Brokers can best serve their bottom lines with value-driven options and services for clients and workforces. Clearly, in order to compete and grow, it’s incumbent upon brokers to understand when and how a bundled option can best serve all interests.
But there is a problem with brokers and agents competing solely on price and administrative facility: the risk of limiting their marketing initiative to bundled voluntary options.
When designing benefits, what’s good for employers may not be good for participants. Bundling provides value to the employer via administrative efficiency at the point of sale, but there are potential costs to participants.
If all carriers’ voluntary products were the same, the decision to bundle would be an easy one. But that’s simply not the case in the voluntary market. Instead, competition encourages more carriers to offer products and different price points along with varying levels of service, coverage and provider access.
In effect, voluntary products are becoming less of a commodity, and the caveat “you get what you pay for” is becoming more descriptive of the market. A discrepancy in price, in other words, often means a discrepancy in product.
Whatever ultimately encourages employers to bundle voluntary products, they should be able to make an informed decision. That guidance falls on the shoulders of brokers, who may be tempted to bundle a voluntary line to just to expedite a sale.
Here are several considerations when deciding whether to offer bundled voluntary products.
1) What is the carrier’s strength?
Voluntary lines are relatively new to more well-established group health carriers – and expertise and success underwriting one type of voluntary offering does not necessarily translate to other lines.
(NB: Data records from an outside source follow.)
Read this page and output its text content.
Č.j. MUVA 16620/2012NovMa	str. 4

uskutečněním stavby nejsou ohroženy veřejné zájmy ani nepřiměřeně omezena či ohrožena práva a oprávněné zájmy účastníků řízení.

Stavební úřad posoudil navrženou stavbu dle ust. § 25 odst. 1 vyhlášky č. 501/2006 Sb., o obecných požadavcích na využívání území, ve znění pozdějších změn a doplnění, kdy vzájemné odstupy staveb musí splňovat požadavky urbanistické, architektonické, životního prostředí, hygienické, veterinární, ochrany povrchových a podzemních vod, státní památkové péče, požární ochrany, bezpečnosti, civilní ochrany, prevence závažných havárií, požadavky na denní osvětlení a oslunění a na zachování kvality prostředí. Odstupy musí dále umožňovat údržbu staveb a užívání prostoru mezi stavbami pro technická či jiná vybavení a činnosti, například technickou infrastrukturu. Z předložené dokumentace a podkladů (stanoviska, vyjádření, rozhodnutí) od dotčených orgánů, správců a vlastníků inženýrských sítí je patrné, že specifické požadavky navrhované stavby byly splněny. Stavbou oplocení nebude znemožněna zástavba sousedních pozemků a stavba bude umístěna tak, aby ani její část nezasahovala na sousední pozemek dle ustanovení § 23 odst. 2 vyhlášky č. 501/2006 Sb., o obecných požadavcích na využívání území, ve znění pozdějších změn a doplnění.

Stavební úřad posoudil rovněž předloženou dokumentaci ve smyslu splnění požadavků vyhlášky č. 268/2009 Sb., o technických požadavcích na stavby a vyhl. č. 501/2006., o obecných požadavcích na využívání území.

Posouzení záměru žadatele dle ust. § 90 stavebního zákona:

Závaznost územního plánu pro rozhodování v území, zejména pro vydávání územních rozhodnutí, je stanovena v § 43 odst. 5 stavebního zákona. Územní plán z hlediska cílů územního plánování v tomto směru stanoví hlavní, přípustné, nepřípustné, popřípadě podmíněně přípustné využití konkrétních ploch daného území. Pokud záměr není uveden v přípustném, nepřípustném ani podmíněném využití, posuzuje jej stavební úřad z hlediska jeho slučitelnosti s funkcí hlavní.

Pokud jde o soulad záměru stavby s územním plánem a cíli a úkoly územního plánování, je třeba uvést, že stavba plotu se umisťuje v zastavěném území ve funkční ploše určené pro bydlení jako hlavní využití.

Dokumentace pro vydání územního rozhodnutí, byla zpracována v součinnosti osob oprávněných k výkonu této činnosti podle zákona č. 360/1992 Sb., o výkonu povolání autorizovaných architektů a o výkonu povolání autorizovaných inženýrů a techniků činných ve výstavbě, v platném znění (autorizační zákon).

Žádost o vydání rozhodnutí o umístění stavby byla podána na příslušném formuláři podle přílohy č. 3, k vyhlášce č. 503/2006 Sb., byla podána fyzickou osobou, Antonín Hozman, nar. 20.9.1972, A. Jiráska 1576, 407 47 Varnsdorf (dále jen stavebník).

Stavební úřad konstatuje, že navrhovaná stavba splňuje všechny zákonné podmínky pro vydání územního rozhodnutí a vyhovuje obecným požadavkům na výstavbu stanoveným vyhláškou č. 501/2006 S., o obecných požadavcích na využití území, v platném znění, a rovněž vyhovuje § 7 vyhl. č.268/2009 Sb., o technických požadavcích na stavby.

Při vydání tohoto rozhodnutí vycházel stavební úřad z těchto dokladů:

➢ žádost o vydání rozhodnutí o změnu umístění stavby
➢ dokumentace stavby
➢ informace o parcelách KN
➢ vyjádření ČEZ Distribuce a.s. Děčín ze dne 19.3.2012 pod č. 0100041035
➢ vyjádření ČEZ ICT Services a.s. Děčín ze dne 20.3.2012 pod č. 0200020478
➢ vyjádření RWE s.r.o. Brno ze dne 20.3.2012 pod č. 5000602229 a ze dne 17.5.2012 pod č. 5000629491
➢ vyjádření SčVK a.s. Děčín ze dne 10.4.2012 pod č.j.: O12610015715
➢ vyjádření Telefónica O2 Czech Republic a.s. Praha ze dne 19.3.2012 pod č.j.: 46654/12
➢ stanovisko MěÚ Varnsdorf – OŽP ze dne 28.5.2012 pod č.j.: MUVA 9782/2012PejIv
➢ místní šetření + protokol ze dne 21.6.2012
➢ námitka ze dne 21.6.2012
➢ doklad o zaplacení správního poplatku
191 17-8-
Brokers should be well-acquainted with the underwriting history of all the offerings in a voluntary bundle.
2) What is the carrier’s bundled pricing history?
Bundling may mean discounted premiums, which of course would capture any employer’s or employee’s attention. But what is the premium history for all of the voluntary options in a bundled plan? Has one line experienced greater price volatility than another? Why? Discounted premiums lose their luster once offset by unexpected increases in later years.
3) Are there limits or expiration dates on policy discounts?
Discounts may attract employers and participants, but they are often followed by a premium hike shortly thereafter, no matter what loss ratios a group voluntary policy may have. Unexpected increases will leave employees with a bad taste, so brokers need to know precisely what premium increases, if any, to expect.
4) Does a group’s demographics need richer coverage than a bundle can offer?
You get what you pay for. A bundled voluntary product that appears inexpensive may have higher deductibles or lower benefits than a standalone option. That may be a reasonable tradeoff for some employees. But those in older demographics presumably use more services, and may benefit more from unbundling voluntary lines if it means they have access to the most comprehensive policy.
The group’s general compensation base is another consideration. Lower earners may value the cost benefits of bundling and use it as a rationale to enroll. Other groups will have more out-of-pocket dollars to spend on benefits come enrollment season.
5) What are the policies’ utilization rates, and how does the carrier process claims?
It is one thing to issue a voluntary policy; it is another entirely to administer claims. What happens when employees use their bundled benefits? How does the insurer process claims? Does it do so through one internal processing department, or does it outsource that responsibility to a third party? Either way has potential benefits and pitfalls.
6) How often are claims denied?
For each policy in a bundled package, what types of claims are historically denied? Claims time is when employees really care about the application of written coverage limitations. Premium is always an important factor, yet inexpensive policies are still money wasted if they deny coverage to a consumer presumed to be under bundled voluntary policies.
7) What options are available?
The option of bundling voluntary products with one carrier is clearly worth considering, but brokers would be wise to broaden their growth potential by broadening their choices. Make sure benefits decision-makers are aware of the value and limitations of bundling in order to leverage the strategy’s potential.